American political activist (1830–1913)

Alfred Henry Love (September 7, 1830 – June 29, 1913) of Philadelphia, Pennsylvania, was an American political activist.

==Biography==
Love was born on September 7, 1830, to William H. Love and Rachel Evans. He married Susan Henry Brown in Burlington, New Jersey, on January 13, 1853.

He founded the Universal Peace Union in Providence, Rhode Island, in 1866 and served as its president until his death. In the 1888 U.S. presidential election, he was the vice presidential nominee of the National Equal Rights Party as the running mate of Belva Ann Lockwood. Love withdrew before the election and was replaced by Charles Stuart Wells.

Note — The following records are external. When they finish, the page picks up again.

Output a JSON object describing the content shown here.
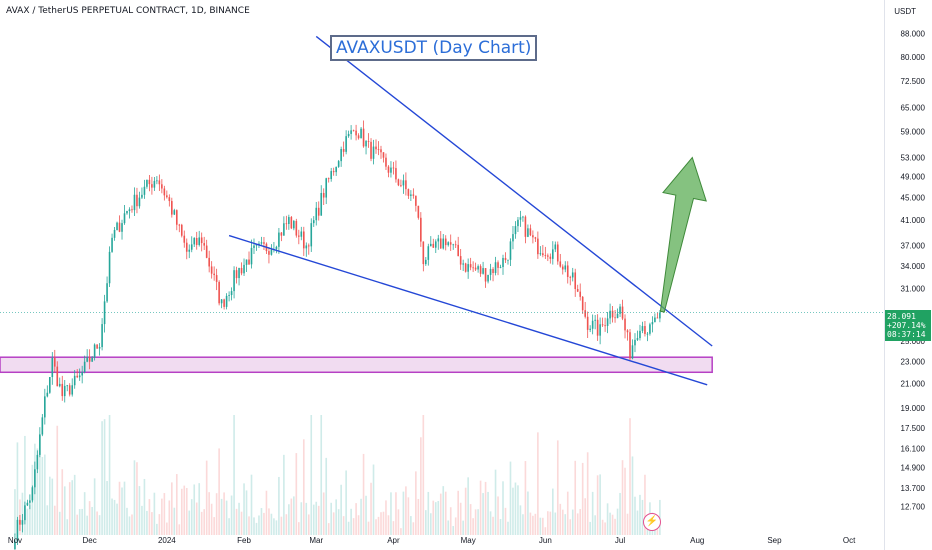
{
  "header": {
    "symbol": "AVAX / TetherUS PERPETUAL CONTRACT, 1D, BINANCE"
  },
  "title": "AVAXUSDT (Day Chart)",
  "price_axis": {
    "unit": "USDT"
  },
  "last_price_badge": {
    "price": "28.091",
    "change": "+207.14%",
    "countdown": "08:37:14"
  },
  "icons": {
    "bolt": "lightning-icon"
  },
  "colors": {
    "up": "#26a69a",
    "down": "#ef5350",
    "trendline": "#2447d6",
    "zone_fill": "#f1dcf1",
    "zone_border": "#b640c4",
    "arrow": "#5cae55",
    "badge": "#20a262",
    "title": "#2c6ed8"
  },
  "chart_data": {
    "type": "candlestick",
    "log_scale": true,
    "xlim": [
      "2023-10-26",
      "2024-10-15"
    ],
    "ylim": [
      11.3,
      95
    ],
    "x_ticks": [
      {
        "date": "2023-11-01",
        "label": "Nov"
      },
      {
        "date": "2023-12-01",
        "label": "Dec"
      },
      {
        "date": "2024-01-01",
        "label": "2024"
      },
      {
        "date": "2024-02-01",
        "label": "Feb"
      },
      {
        "date": "2024-03-01",
        "label": "Mar"
      },
      {
        "date": "2024-04-01",
        "label": "Apr"
      },
      {
        "date": "2024-05-01",
        "label": "May"
      },
      {
        "date": "2024-06-01",
        "label": "Jun"
      },
      {
        "date": "2024-07-01",
        "label": "Jul"
      },
      {
        "date": "2024-08-01",
        "label": "Aug"
      },
      {
        "date": "2024-09-01",
        "label": "Sep"
      },
      {
        "date": "2024-10-01",
        "label": "Oct"
      }
    ],
    "y_ticks": [
      88,
      80,
      72.5,
      65,
      59,
      53,
      49,
      45,
      41,
      37,
      34,
      31,
      25,
      23,
      21,
      19,
      17.5,
      16.1,
      14.9,
      13.7,
      12.7
    ],
    "y_tick_labels": [
      "88.000",
      "80.000",
      "72.500",
      "65.000",
      "59.000",
      "53.000",
      "49.000",
      "45.000",
      "41.000",
      "37.000",
      "34.000",
      "31.000",
      "25.000",
      "23.000",
      "21.000",
      "19.000",
      "17.500",
      "16.100",
      "14.900",
      "13.700",
      "12.700"
    ],
    "close_path": [
      [
        "2023-11-01",
        11.4
      ],
      [
        "2023-11-08",
        13.5
      ],
      [
        "2023-11-13",
        19.5
      ],
      [
        "2023-11-16",
        23.0
      ],
      [
        "2023-11-20",
        20.0
      ],
      [
        "2023-11-27",
        21.5
      ],
      [
        "2023-12-05",
        25.0
      ],
      [
        "2023-12-10",
        38.0
      ],
      [
        "2023-12-15",
        42.0
      ],
      [
        "2023-12-22",
        46.0
      ],
      [
        "2023-12-28",
        49.0
      ],
      [
        "2024-01-02",
        44.0
      ],
      [
        "2024-01-09",
        36.0
      ],
      [
        "2024-01-15",
        38.0
      ],
      [
        "2024-01-23",
        29.0
      ],
      [
        "2024-01-29",
        33.0
      ],
      [
        "2024-02-05",
        36.0
      ],
      [
        "2024-02-12",
        37.0
      ],
      [
        "2024-02-19",
        41.0
      ],
      [
        "2024-02-26",
        37.0
      ],
      [
        "2024-03-04",
        46.0
      ],
      [
        "2024-03-12",
        56.0
      ],
      [
        "2024-03-17",
        60.0
      ],
      [
        "2024-03-22",
        55.0
      ],
      [
        "2024-03-28",
        52.0
      ],
      [
        "2024-04-05",
        47.0
      ],
      [
        "2024-04-10",
        44.0
      ],
      [
        "2024-04-13",
        35.0
      ],
      [
        "2024-04-22",
        38.0
      ],
      [
        "2024-04-30",
        34.0
      ],
      [
        "2024-05-08",
        33.0
      ],
      [
        "2024-05-16",
        35.0
      ],
      [
        "2024-05-22",
        41.0
      ],
      [
        "2024-05-28",
        37.0
      ],
      [
        "2024-06-05",
        36.0
      ],
      [
        "2024-06-12",
        32.0
      ],
      [
        "2024-06-18",
        27.0
      ],
      [
        "2024-06-23",
        26.0
      ],
      [
        "2024-06-26",
        28.0
      ],
      [
        "2024-07-01",
        28.5
      ],
      [
        "2024-07-05",
        24.0
      ],
      [
        "2024-07-09",
        27.0
      ],
      [
        "2024-07-13",
        26.0
      ],
      [
        "2024-07-17",
        28.091
      ]
    ],
    "annotations": {
      "falling_wedge_upper": [
        [
          "2024-03-01",
          87.0
        ],
        [
          "2024-08-07",
          24.5
        ]
      ],
      "falling_wedge_lower": [
        [
          "2024-01-26",
          38.5
        ],
        [
          "2024-08-05",
          20.9
        ]
      ],
      "support_zone": {
        "from": "2023-10-26",
        "to": "2024-08-07",
        "low": 22.0,
        "high": 23.4
      },
      "breakout_arrow": {
        "from": [
          "2024-07-18",
          28.2
        ],
        "to": [
          "2024-07-30",
          53.0
        ]
      },
      "last_price_line": 28.091
    }
  }
}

Among his activities, Love tried to support gaining justice for American Indian tribes in the West, who were being forced off traditional lands onto reservations, often located hundreds of miles distant from their old territories. In 1875, he met with Alfred B. Meacham, a member of the peace commission to end the Modoc War, and members of the Modoc people, including Toby Riddle and Frank Riddle, who were on a national lecture tour.

In 1906, Love was nominated for a Nobel Peace Prize by eight United States senators and Hannis Taylor. He also was nominated in 1903 by Andrew Palm and in 1904 by Edvard Wavrinsky.

He died on June 29, 1913, in Philadelphia, Pennsylvania.